Le Dr Jean-Michel Lecerf, directeur du service nutrition de l’Institut Pasteur de Lille, nous apporte son expertise.
Quels problèmes posent ces régimes minceurs ?
Un problème que posent les régimes très restrictifs sont les modifications du comportement alimentaire et de la relation à la nourriture. Non seulement apparaissent des frustrations, mais aussi des phénomènes de compensation et des sensations de manque. Les personnes suivant ces diètes ne savent plus quels sont les repères dans l’alimentation et peuvent perdre les sensations alimentaires normales de la faim et du rassasiement, de sorte qu’au bout d’un certain temps, elles ne savent plus ce qu’elles doivent manger.
« Il manquera toujours un certain nombre de vitamines et de minéraux »
Le régime Dukan, c’est une fausse bonne idée ?
Le principe des régimes hyperprotéinés comme Dukan n’est pas infondé. L’idée est d’essayer de perdre du poids en épargnant la masse musculaire, la masse maigre. Pour cela, on va réduire les calories et on va augmenter les protéines. Mais ces régimes sont déséquilibrés. Comme il faut qu’ils soient hypocaloriques, ils sont très pauvres en aliments glucidiques donc pauvres en fibres. Ils doivent alors être compensés par des apports supplémentaires en fibres mais il manquera toujours un certain nombre de vitamines et de minéraux. Et puis la masse maigre ne sera quand même pas épargnée puisqu’elle va de toute façon diminuer.

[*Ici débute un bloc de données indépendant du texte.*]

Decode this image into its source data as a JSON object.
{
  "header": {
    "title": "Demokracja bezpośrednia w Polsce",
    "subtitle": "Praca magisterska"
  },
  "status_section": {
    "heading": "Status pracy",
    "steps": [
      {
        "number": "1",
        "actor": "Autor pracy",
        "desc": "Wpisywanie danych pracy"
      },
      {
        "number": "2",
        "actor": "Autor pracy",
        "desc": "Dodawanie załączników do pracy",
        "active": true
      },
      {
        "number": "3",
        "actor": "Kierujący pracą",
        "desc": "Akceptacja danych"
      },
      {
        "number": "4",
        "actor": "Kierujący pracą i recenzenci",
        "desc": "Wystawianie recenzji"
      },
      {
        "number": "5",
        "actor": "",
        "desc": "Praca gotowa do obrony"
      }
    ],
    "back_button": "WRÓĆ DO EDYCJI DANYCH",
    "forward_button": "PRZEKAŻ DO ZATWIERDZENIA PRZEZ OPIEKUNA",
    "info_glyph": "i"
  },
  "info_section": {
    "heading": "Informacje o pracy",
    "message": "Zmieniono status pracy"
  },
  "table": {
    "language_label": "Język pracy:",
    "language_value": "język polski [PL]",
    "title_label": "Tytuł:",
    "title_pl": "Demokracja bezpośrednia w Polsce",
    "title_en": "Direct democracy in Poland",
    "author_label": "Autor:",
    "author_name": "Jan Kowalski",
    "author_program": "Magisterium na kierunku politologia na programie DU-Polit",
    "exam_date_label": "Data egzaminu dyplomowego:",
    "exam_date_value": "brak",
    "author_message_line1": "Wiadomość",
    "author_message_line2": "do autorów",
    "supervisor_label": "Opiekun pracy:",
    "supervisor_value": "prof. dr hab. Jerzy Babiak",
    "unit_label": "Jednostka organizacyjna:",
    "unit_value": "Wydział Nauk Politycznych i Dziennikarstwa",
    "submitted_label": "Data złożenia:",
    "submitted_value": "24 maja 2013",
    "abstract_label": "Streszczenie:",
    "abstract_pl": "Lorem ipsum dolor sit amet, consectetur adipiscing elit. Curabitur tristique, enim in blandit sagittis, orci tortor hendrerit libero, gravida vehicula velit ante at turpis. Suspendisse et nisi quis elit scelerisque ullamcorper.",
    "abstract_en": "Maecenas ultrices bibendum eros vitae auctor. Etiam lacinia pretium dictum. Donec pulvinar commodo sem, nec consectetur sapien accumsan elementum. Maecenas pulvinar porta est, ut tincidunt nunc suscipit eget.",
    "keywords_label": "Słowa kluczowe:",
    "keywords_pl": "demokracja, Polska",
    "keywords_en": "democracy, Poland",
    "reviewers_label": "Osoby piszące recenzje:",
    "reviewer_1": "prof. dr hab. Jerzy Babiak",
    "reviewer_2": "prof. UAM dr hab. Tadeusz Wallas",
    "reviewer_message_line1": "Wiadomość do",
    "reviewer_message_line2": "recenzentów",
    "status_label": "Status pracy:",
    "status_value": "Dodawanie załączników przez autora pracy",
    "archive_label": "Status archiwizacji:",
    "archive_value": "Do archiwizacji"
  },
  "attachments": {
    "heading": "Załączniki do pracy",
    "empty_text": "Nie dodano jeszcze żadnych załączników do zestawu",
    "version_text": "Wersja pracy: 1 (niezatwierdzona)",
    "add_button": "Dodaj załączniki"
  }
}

Quelles bonnes pratiques alimentaires appliquer ?
Souvent les régimes sont basés sur une dichotomie entre les bons et les mauvais aliments. Ce qu’on prône, c’est plutôt d’apprendre à manger avec modération et avec plaisir d’un peu de tout. Certains aliments, bien sûr, vont poser plus de problèmes que d’autres mais une alimentation bonne pour la santé est une alimentation qui ne va rien interdire mais va modérer davantage certains aliments, en essayant de retrouver une relation positive et apaisée avec l’alimentation. Le prototype du régime équilibré et bon pour la santé c’est le régime méditerranéen. Il a fait l’objet d’énormément d’études qui ne sont jamais contredites.
Ce régime méditerranéen, en quoi est-ce qu’il est si bon et si bien adapté à l’alimentation ?
Déjà, il ne supprime rien. Ensuite, il offre une large place aux aliments simples et natures que sont les fruits, les légumes, les céréales complètes, les légumes secs, les oléagineux et à l’huile d’olive. Il tient compte du terroir et il maintient toujours un peu de produits animaux : un peu de viande, un peu de poisson, des produits laitiers notamment fermentés. C’est un régime un peu frugal qui, dans sa version originelle, correspond un peu au régime crétois des années 1960. Il y a peu d’aliments ultra-transformés, d’aliments sucrés et d’aliments raffinés, ce régime méditerranéen a fait ses preuves.